Sophie Goodwin ’24 (Sociology and Sustainability dual major, minor in Political Science), has been working as the UNH Community Equity and Diversity Intern in a unique partnership with the Sustainability Institute and the Office of Community Equity and Diversity (CED). The CED is UNH’s home for resources promoting diversity, equity, accessibility and inclusion, the foundational values believed to contribute to the best possible educational experience. UNH values the unique characteristics of all community members and advocates for universal safety and comfortable expression in society.  

Allyson Ryder, Assistant Director of the UNH Office of Community Equity and Diversity is proud of Sophie’s work and emphasizes, “being able to better understand the ways our students want to engage on events and speakers on issues related to diversity, equity and inclusion is so important to fulfilling our mission at UNH. UNH hosted several events during Black History Month in February, 2022 which included the Akwaaba Ensemble, Professor Angela Davis, and Service and Learning. These are great events for all of our students to attend and we want to keep getting the word out; Sophie’s work will help us in doing so.” 

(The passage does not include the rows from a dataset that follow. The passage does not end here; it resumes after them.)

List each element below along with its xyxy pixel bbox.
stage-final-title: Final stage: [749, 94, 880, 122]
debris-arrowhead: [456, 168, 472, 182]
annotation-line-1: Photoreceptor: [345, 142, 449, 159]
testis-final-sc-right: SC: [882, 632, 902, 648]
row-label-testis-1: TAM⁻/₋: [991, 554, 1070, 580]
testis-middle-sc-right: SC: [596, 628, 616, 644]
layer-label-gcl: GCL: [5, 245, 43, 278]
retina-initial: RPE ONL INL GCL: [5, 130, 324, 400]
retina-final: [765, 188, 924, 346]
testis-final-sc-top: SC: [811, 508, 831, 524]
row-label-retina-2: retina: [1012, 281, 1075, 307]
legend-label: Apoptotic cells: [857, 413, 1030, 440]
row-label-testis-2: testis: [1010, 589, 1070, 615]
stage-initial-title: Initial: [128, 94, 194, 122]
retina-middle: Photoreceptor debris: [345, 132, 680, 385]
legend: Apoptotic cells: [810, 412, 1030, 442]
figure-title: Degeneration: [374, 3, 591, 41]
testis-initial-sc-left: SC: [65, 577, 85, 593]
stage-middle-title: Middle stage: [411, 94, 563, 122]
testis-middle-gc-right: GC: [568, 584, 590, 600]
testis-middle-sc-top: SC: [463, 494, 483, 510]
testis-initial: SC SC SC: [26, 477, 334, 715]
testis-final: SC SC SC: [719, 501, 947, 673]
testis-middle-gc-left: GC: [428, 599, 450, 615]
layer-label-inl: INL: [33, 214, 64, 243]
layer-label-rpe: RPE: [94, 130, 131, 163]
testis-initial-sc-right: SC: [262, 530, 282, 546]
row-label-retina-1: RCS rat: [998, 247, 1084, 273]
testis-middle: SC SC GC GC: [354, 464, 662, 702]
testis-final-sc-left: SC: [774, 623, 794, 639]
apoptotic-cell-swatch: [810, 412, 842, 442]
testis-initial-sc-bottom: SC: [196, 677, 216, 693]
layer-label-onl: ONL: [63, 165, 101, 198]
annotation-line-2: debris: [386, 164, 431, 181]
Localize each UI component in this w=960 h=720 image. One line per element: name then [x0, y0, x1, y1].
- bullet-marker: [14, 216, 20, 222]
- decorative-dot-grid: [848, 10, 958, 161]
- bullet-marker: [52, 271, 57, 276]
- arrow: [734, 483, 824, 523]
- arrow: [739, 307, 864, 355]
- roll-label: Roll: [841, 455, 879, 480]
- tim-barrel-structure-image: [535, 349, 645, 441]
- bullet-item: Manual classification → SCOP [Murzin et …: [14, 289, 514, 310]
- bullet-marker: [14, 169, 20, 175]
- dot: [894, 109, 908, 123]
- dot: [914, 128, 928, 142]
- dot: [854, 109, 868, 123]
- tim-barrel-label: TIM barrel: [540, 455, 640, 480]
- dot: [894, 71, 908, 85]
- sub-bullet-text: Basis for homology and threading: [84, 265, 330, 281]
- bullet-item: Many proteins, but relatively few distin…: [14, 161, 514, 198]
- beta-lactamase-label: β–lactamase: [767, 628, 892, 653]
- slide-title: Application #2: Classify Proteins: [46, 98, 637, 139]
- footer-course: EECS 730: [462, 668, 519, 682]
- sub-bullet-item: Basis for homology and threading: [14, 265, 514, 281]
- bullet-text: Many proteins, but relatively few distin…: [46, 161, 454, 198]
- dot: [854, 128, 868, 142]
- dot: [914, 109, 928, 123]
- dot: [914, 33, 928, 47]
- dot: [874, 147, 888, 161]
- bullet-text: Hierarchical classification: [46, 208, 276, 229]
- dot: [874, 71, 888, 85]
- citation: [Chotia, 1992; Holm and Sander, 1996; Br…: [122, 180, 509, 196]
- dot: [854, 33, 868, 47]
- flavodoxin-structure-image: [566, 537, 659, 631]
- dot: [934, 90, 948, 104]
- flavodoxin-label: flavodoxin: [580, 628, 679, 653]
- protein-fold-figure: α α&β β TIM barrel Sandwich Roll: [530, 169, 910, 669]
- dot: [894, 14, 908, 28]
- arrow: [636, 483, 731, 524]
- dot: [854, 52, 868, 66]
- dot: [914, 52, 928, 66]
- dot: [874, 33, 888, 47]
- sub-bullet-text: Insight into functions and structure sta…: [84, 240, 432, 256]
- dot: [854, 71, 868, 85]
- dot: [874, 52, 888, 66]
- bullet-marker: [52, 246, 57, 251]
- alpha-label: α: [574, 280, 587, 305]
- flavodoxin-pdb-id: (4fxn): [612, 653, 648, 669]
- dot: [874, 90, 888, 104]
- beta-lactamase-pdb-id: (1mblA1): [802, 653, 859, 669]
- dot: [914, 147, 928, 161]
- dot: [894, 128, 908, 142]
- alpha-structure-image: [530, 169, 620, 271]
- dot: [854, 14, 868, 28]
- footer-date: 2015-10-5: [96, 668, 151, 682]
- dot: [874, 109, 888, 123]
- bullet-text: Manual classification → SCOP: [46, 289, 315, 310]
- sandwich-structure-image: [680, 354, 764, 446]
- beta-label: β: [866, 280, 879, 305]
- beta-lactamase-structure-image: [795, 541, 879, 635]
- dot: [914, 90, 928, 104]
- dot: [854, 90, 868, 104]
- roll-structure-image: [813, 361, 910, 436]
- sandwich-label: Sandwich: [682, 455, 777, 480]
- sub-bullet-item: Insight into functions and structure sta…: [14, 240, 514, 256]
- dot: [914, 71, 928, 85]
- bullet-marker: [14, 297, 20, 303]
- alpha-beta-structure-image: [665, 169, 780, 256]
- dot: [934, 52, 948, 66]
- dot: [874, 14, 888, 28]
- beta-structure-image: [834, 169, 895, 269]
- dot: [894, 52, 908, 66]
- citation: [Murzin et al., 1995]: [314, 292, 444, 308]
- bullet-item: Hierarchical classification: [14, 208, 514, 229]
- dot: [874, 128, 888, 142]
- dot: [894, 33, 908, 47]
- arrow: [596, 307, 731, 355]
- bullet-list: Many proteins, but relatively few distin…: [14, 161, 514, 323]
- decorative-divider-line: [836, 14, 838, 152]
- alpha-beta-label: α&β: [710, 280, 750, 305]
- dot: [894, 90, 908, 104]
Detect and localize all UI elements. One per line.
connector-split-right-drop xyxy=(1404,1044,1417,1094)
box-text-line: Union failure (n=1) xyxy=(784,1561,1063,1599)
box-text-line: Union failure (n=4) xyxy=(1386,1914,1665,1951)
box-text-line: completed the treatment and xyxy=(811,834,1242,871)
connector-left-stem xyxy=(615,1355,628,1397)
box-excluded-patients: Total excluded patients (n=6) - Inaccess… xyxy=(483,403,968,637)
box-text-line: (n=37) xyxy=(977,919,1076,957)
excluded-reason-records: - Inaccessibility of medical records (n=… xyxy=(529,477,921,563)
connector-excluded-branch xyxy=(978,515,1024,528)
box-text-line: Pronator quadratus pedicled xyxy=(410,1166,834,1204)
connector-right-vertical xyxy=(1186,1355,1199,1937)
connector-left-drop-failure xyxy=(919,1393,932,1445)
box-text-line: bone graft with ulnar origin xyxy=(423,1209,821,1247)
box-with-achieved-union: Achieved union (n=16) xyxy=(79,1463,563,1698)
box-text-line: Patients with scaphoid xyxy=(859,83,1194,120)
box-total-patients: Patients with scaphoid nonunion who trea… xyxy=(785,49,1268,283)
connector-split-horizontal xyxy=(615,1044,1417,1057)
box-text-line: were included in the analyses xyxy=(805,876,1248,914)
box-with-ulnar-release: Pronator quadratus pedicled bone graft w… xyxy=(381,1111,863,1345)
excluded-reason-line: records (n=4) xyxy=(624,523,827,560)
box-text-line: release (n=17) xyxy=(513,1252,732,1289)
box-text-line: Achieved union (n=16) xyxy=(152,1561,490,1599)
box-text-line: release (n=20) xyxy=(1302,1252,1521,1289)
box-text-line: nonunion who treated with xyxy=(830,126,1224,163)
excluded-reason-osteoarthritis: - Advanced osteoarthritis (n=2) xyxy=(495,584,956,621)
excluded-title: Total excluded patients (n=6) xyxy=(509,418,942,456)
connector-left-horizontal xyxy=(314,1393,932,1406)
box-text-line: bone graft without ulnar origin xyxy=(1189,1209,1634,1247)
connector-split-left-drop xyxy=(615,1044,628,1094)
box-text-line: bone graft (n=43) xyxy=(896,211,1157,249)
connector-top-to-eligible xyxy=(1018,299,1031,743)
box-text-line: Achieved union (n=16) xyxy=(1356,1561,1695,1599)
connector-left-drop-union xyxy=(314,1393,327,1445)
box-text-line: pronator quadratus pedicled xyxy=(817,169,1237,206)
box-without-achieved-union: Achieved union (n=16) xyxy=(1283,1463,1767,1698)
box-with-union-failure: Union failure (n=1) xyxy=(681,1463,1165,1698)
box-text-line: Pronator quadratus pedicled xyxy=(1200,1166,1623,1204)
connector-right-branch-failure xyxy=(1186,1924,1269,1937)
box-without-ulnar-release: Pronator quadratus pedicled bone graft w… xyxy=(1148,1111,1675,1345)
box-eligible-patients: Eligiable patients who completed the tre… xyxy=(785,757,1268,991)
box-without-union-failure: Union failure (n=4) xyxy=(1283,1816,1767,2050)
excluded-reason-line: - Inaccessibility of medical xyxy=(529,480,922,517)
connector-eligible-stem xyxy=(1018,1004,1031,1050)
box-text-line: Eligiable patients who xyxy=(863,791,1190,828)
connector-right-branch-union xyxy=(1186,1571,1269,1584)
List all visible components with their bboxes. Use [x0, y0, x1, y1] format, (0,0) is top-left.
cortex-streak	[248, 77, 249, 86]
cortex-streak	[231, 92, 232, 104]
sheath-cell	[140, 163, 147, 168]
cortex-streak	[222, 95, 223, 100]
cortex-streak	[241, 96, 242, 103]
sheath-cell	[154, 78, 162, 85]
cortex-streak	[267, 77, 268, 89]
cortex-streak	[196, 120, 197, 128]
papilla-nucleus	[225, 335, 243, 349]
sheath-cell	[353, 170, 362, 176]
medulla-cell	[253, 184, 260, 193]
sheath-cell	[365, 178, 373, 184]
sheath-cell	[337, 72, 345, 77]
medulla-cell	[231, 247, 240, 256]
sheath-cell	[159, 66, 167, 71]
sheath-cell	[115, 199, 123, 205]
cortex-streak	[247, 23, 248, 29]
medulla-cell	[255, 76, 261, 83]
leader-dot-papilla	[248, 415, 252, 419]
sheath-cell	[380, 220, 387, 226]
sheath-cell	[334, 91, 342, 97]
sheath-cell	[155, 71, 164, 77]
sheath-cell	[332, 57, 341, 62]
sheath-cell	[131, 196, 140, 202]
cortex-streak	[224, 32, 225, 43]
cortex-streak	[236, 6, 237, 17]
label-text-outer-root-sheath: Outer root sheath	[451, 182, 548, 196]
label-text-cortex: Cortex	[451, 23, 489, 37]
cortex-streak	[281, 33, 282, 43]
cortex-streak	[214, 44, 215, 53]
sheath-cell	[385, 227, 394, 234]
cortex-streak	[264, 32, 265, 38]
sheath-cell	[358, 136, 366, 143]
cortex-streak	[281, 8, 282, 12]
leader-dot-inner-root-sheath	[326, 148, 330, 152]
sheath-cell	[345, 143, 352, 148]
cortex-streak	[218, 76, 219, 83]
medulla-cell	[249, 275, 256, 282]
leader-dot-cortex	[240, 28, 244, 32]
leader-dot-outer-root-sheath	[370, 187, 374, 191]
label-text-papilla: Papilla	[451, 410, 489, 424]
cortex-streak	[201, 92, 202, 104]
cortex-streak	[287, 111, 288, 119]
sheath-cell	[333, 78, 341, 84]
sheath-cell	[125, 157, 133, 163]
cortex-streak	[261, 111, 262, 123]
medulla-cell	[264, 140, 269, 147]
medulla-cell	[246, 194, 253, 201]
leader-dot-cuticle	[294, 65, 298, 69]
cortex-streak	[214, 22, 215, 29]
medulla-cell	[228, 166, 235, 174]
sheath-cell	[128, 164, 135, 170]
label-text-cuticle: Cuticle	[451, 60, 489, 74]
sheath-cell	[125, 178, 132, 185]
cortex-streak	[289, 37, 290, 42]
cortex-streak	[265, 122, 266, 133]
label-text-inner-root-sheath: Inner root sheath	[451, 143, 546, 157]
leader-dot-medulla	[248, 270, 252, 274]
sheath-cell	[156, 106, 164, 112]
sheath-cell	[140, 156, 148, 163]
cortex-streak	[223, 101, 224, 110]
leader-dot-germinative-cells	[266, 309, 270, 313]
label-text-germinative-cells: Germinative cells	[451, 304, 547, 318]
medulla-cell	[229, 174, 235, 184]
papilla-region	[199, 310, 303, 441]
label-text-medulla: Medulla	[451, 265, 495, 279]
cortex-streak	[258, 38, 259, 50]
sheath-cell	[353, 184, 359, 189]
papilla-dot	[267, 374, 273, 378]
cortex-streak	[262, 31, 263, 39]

Sophie works to promote events and services on campus to expose more students to unique and inclusive educational opportunities. She credits entities such as, the Black Student Union, United Asian Coalition, Planned Parenthood Generation Action and Beauregard Center for their impressive efforts to motivate others and make call to actions that have resulted in positive change within campus operations. She states, “I really hope to learn from these groups and the awesome staff and people at the CED office to really make a difference and help people feel heard at UNH.” 

One project she has been working on is developing a survey to collect data on what motivates students/staff to attend campus events. This can be difficult especially since Covid-19 has affected how we interact with each other and attend events. As a sophomore Sophie has never known a covid-free college experience but is excited to prepare for an inspiring event and critical conversation, “Race and Democracy” featuring Dr. Eddie Glaude on March 31 at 7 p.m. in the MUB Granite State Room. Dr. Glaude is the author of  Democracy in Black: How Race Still Enslaves the American Soul and is the Chair of the Department of African American Studies at Princeton University.  He frequently appears in the media, as a columnist for TIME Magazine and as an MSNBC contributor on programs like Morning Joe and Deadline Whitehouse with Nicolle Wallace. Sophie enthuses, “he has so much incredibly important information to share, and I can't wait to get the word out about it!” To learn more about his appearance at UNH click here.  

Sophie is passionate about fighting for equality and credits the documentary film Racing Extinction as one of the main reasons she developed her passion for sustainability. She was also shaped by UNH Professor Cliff Brown’s course, Environmental Sociology, because it changed “my entire way of thinking, it made me realize how each one of us interacts with, is affected by, and affects the environment. The changing environment, as well as the prioritization of sustainable practices in our lives and institutions like UNH, has completely altered and continues to alter how we live and are organized. Environmental Sociology was a great first class to introduce me to all these relationships.”